The Peshmerga call it the Hill of the Doshka, named after the first heavy machine gun that once overlooked this lazy bend in the Great Zab river and the town below where the Kurds fought Saddam Hussein's army in 2003.
Now the hill is taller, built up by excavators to fight the Islamic State and fortified with cinderblocks and sandbags and tin roofs. There is a TV now, wired to a satellite dish, and the Doskha is gone-replaced by a larger twin barrel anti-aircraft gun pointed towards the caliphate. When the weapon fires, it barks, and the shell casings are collected and wedged into the outpost's walls and the fighters hang their Kalashnikovs from them.
It's a Sunday and the Peshmerga have just finished lunch and their first tea. The TV is playing American music videos and the summer hit "Get Lucky" from the band Daft Punk is on. The DJ is having a hard time saying the band's name when the first mortar lands.

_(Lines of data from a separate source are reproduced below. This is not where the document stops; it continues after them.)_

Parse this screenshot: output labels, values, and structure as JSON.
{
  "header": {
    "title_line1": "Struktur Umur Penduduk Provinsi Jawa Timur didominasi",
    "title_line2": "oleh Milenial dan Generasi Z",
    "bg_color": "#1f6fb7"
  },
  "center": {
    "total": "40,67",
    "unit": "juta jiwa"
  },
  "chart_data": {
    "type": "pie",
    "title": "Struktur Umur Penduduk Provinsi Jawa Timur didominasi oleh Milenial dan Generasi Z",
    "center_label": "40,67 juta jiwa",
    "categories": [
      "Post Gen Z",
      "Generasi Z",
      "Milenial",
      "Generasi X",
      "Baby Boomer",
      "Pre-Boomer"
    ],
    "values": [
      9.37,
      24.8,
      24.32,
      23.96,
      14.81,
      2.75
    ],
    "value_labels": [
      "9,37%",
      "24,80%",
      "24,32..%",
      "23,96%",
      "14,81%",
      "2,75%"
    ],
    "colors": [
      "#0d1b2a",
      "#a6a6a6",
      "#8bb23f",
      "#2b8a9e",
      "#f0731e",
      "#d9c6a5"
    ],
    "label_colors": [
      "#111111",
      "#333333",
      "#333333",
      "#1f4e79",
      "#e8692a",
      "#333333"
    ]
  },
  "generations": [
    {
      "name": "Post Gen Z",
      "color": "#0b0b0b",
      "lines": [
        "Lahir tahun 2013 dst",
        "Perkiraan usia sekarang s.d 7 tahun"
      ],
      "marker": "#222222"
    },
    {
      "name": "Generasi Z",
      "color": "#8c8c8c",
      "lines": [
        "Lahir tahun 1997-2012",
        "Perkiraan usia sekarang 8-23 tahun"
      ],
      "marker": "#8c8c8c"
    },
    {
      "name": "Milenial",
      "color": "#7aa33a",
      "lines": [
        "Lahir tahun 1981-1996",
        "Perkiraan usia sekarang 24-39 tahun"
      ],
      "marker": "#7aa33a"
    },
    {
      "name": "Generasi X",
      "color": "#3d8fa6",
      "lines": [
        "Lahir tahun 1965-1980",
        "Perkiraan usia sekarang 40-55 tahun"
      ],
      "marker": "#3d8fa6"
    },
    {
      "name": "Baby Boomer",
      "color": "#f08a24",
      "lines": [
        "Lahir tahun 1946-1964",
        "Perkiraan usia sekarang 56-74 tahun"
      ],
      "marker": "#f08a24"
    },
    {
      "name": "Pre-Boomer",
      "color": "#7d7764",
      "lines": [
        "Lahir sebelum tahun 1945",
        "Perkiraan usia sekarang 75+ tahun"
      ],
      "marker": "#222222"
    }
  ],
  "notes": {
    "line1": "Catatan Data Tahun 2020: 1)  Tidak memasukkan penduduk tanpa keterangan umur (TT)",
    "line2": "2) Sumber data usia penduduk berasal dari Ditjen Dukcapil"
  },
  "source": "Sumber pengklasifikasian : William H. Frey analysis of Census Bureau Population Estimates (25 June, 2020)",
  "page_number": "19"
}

The impact is a few hundred meters away near another Peshmerga position at the base of the hill. Smoke and debris drift south with the wind and the fighters on the Hill of the Doshka quickly slip on boots and sandals-waiting for the next attack. When the second mortar hits, a Peshmerga fighter says he can see where the Islamic State is firing from: a patch of trees on the far bank.